Renowned for his ornate and whimsical kinetic sculptures, Korean artist U-Ram Choe has spent the past couple months working as an Artist in Residence at the Autodesk Workshop at Pier 9 in San Francisco.
Choe has access to a wide range of digital fabrication and additive manufacturing tools at the workshop, but his Digital Prototyping tool of choice is Autodesk Inventor software. For his innovative work, Choe has been recognized as the Autodesk Inventing the Future recipient for May.
Autodesk seeks Inventing the Future candidates each month from its Manufacturing customer base through a brief Q&A interview on a company or individual addressing their business, products and inventive spirit. Here’s what Choe had to say about his art, future goals and experiences leveraging Autodesk software:
Autodesk: What does your studio develop and why is it important to the world?

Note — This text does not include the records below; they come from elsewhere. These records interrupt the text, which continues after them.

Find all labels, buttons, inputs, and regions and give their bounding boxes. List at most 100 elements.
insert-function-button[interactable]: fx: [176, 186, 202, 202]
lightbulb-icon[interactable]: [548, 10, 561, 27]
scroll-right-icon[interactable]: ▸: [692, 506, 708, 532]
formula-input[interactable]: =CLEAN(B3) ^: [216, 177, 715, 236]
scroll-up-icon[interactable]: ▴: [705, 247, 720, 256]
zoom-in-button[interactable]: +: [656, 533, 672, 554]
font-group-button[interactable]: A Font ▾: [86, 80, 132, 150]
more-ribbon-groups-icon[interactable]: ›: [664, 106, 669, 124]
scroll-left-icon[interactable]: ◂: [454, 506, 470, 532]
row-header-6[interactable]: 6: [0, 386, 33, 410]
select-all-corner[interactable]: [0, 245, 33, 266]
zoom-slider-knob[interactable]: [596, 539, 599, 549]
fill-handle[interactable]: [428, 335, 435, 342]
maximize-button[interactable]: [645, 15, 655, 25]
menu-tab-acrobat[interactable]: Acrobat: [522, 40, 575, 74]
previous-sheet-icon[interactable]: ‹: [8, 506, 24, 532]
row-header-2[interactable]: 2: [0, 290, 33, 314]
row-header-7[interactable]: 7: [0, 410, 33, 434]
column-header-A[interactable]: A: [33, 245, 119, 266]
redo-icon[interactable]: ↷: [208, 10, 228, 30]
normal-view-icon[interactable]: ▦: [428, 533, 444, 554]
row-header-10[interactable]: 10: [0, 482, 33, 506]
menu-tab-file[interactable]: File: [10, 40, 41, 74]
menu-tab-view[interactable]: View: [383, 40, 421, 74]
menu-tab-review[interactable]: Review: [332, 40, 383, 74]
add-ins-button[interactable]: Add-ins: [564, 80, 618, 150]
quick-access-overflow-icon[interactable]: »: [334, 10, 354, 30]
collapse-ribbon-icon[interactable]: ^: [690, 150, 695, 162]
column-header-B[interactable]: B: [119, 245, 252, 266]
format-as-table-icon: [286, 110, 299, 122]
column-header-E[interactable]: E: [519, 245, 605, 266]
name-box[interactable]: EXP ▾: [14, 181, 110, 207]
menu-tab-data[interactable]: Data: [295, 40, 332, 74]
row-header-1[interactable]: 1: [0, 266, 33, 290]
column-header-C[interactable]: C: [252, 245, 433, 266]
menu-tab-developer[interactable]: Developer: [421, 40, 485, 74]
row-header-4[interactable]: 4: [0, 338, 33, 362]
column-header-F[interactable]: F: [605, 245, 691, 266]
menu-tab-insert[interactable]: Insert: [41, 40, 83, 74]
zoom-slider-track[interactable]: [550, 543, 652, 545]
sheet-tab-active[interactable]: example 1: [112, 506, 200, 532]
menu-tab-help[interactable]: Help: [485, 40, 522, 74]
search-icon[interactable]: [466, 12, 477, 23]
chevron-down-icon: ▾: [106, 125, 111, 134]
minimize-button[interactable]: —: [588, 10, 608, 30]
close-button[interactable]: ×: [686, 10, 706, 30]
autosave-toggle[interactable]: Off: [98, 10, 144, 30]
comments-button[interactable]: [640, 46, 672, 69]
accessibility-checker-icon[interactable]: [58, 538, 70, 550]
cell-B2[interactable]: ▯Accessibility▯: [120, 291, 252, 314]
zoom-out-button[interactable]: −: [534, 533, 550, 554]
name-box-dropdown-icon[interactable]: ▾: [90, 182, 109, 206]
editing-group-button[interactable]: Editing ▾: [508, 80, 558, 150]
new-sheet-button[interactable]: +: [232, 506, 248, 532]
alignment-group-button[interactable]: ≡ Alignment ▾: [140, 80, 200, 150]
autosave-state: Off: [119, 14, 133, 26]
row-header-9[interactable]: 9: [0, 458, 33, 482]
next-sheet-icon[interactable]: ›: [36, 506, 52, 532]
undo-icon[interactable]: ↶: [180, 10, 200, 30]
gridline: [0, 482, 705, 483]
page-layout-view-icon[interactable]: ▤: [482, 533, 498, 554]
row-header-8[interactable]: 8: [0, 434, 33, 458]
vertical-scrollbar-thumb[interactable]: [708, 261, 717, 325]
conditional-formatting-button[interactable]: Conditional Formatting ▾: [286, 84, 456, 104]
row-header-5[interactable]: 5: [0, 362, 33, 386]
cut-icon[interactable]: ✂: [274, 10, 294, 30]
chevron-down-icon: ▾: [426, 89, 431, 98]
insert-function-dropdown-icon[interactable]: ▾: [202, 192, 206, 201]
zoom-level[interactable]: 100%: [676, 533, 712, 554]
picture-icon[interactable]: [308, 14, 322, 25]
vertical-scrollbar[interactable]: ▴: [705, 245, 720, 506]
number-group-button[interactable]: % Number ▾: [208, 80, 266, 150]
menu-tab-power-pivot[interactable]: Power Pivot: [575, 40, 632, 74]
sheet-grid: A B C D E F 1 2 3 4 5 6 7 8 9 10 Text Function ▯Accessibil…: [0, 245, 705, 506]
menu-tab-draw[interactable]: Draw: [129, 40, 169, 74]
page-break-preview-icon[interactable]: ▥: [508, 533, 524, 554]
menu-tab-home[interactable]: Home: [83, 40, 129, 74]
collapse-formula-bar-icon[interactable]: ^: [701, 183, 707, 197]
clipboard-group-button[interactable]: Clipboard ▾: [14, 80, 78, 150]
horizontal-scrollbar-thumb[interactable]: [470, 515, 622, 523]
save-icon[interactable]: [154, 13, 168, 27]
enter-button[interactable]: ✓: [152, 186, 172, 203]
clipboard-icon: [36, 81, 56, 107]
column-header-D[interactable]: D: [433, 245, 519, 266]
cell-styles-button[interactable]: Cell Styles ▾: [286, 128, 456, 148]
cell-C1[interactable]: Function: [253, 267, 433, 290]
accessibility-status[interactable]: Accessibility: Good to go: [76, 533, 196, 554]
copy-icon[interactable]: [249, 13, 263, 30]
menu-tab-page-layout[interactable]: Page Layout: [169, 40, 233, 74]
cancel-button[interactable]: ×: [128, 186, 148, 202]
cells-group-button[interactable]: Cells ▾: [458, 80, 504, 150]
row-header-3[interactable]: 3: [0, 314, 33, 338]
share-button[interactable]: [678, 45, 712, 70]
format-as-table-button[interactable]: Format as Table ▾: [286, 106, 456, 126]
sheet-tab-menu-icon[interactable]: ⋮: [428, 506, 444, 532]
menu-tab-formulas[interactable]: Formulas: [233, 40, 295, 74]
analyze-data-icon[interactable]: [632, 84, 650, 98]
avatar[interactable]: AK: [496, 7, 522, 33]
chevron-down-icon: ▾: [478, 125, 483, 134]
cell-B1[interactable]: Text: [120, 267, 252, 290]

Choe: First and foremost, I am an artist 100 percent. I’ve always loved making things, specifically creatures that move. Motion is life, and every life has motion — slow or fast. When I create something, I try to mimic natural motion and give life to the piece. I want my pieces to inspire people, because without inspiration, life would be too boring!
Autodesk: How has adopting technology helped your artwork evolve?
Choe: Technology helps and supports things. It helps me show what I need to show, without being overt. The technology in my pieces hides in plain sight, but it doesn’t hinder my process. I need technology to be flexible enough to adapt to the needs of the pieces.
Autodesk: What Autodesk software do you use and why?
Choe:I primarily use Autodesk Inventor software. I have not seen any other product that gives me the freedom that Inventor does. It would be impossible for me to design movement without it. For example, I can simulate how a certain piece will move in Inventor, whereas in the past I had to physically make the part and test it out.
Autodesk: Where do you see yourself 20 years from now?
Choe:In 20 years, I hope to see myself with a little store where students would feel free to stop in and ask me questions about their work. The store would also be the not-so-hidden entrance to a huge warehouse, much like what the Pier 9 workshop looks like. I think of Pier 9 as a blueprint for my future shop. When you step into the Pier 9 workshop, you get this feeling of being limitless, like any idea could be made there.
Autodesk: What does being an artist mean to you? [You fill in blank with your occupation.]
Choe: Being an artist means I try to change the way people view the world. I want to show the audience new things and make them feel something new. After looking at my pieces, I want someone to feel moved and maybe even evolve his or her current way of thinking.